Она улыбнулась открыто и радостно и потянулась ко мне для поцелуя. Пьянея от ее прикосновений, на последних бастионах рассудка невидимые часы равномерно отсчитывали секунды последнего дня моего счастья.

Глава опубликована: 19.02.2014

Я хочу, чтобы вы были свободны

Эльга.

Какой же он умненький мальчик, как быстро все понял! И какой чуткий: не лезет с нотациями, не рвет нытьем сердце. И без того тошно, тошно и страшно, хоть в петлю лезь. Но я не хочу портить этот день. Как он сказал? Несколько дней счастья, которые вмещают целую жизнь? Да. Пусть так и будет. И я смеюсь чьей-то шутке и принимаю от Артура бокал с моим любимым розовым полусладким вином Линдийской долины. Марк смотался за Эзрой и тот, на счастье, оказался свободен. Он пришел вместе с Янеком, которого до сих пор упорно отказывался отпускать из клиники. Перестраховщик, конечно. С ним после моего визита уже давно все в порядке. Мне кажется, что его просто заинтересовала эта неприятная особенность Яна — низкий болевой порог. Вот Эзра и отдался подробному изучению этого казуса. Более чем уверена — ищет способ ему помочь. Янек только взглянул на меня и Марка и, кажется, сразу все понял. Я ожидала всего, но только не этого. Он пожал Марку руку и тихо сказал:

— Я рад за вас. Ты сумеешь сберечь ее лучше.

О, как же он ошибается, мой добрый Янек. Завтра это будет не под силу никому. Сберечь меня завтра — все равно, что попробовать погасить солнце. Марк нервно дернулся после этих слов, но промолчал. Дорого бы я дала, чтобы не видеть, что творится в его глазах. Но он улыбается, пьет вместе со всеми вино, делает вид, что счастлив. А может, он действительно счастлив? Несмотря на все или вопреки всему? Пусть лучше будет так. Нашей компании довольно и одного актера в моем лице. Надеюсь, хорошего актера. Кажется, ребята ничего не замечают. Как же они все мне дороги! Прошло несколько месяцев с тех пор, как они появились в моей жизни, а мне кажется, что я знаю их очень давно, чуть ли не с рождения. Что ж, остается только одно — самое важное дело на сегодня. Слава Богу, после принятия нового «Установления о рабстве» это стало возможным. Я все еще вчера днем тайком от всех приготовила. Хотелось, чтобы этот мой подарок был для ребят сюрпризом. Я лукаво улыбнулась и вытащила из выдвижного ящика стола четыре небольших, размером с тетрадный, листка бумаги.
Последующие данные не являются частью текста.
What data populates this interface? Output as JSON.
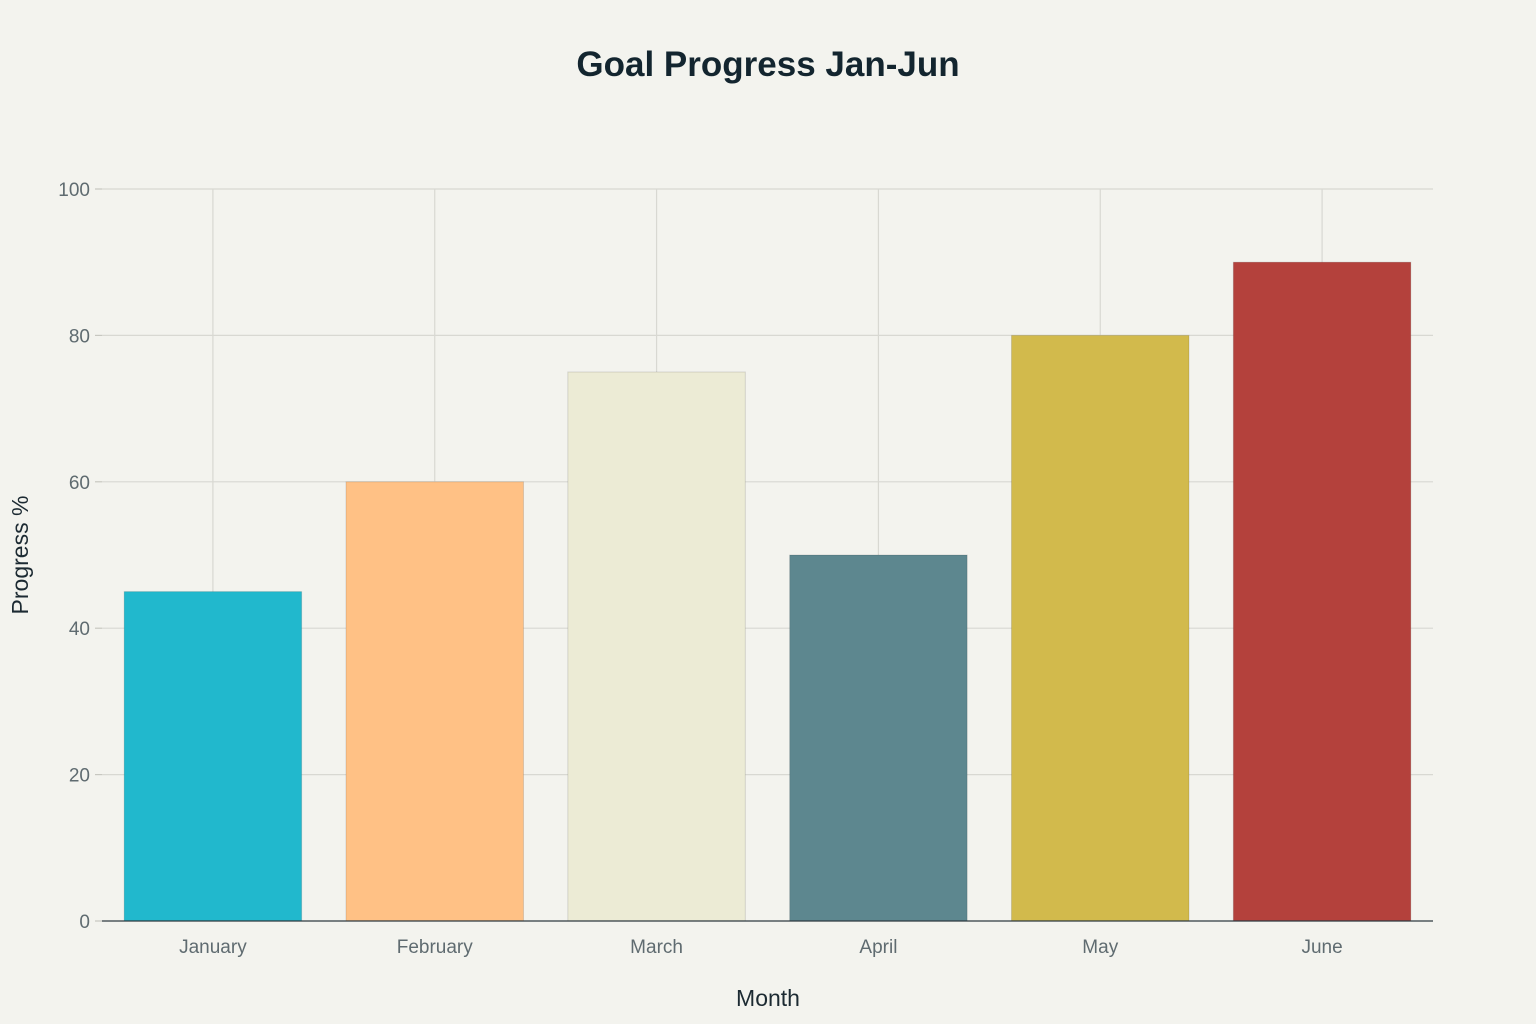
{
  "chart_data": {
    "type": "bar",
    "title": "Goal Progress Jan-Jun",
    "xlabel": "Month",
    "ylabel": "Progress %",
    "categories": [
      "January",
      "February",
      "March",
      "April",
      "May",
      "June"
    ],
    "values": [
      45,
      60,
      75,
      50,
      80,
      90
    ],
    "colors": [
      "#21b8cd",
      "#ffc185",
      "#ecebd5",
      "#5d878f",
      "#d2ba4c",
      "#b4413c"
    ],
    "ylim": [
      0,
      100
    ],
    "yticks": [
      0,
      20,
      40,
      60,
      80,
      100
    ],
    "grid": true,
    "legend": "none"
  }
}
— Вот, это вам в подарок, — чуть было с дуру не брякнула «на память», — от меня.

Сверяя имена на листах, передаю владельцам. Артур быстро пробегает текст глазами и сильно бледнеет, затем читает второй переданный ему листок — у него начинают мелко дрожать губы. Осторожно, словно величайшую ценность, свернув оба листа, он убирает их в нагрудный карман рубашки, а потом прячет лицо в руках, опустив плечи. Со стороны кажется, что его постигло внезапное несчастье, отняв последние силы. Марк уже давно прочел свой лист. У него на скулах легкий румянец, а глаза слишком ярко блестят. Он улыбается немного кривой, какой-то неестественной улыбкой. Янек чуть пожимает плечами и один из всех спрашивает:

— Что это? Вольные? Для всех нас? Ты даришь нам свободу. Но за что?

— Просто так! — радостно заявляю я.

Янек недоверчиво качает головой:

— Подумай, каждый из нас довольно дорого стоит. Ты теряешь в деньгах, и теряешь прилично.

Я смотрю на него с укоризной, как же он до сих пор не понял, что к деньгам я совершенно равнодушна!

— Янек, солнышко, для меня каждый из вас просто бесценен. И я не хочу, чтобы кто-то хоть когда-нибудь смог называть вашу стоимость. Вы не товар — вы мои друзья. И мои друзья должны быть свободными людьми. А перед Артуром я очень виновата. Пусть не совсем я, но виновата. И свобода для его дочери — лишь часть этого огромного долга.

Артур убирает руки от лица и смотрит мне в глаза, кажется, в самую душу. Его лицо в дорожках слез, но голос звучит уверенно и спокойно.

— Спасибо! И нет больше твоего долга. Мы с тобой, Эля, в расчете.

— Ну, не совсем, все же! — улыбаюсь я и передаю ему еще одну бумагу.

Он слегка подрагивающей рукой принимает ее, читает бегло, поднимает на меня потрясенный взгляд.

— Но… это же…

— Все, что у тебя было отнято — тогда, — подтверждаю я серьезно. — Извини, не могу вернуть только людей, их уже не собрать. Утекли по рабским аукционам, словно вода из ладоней.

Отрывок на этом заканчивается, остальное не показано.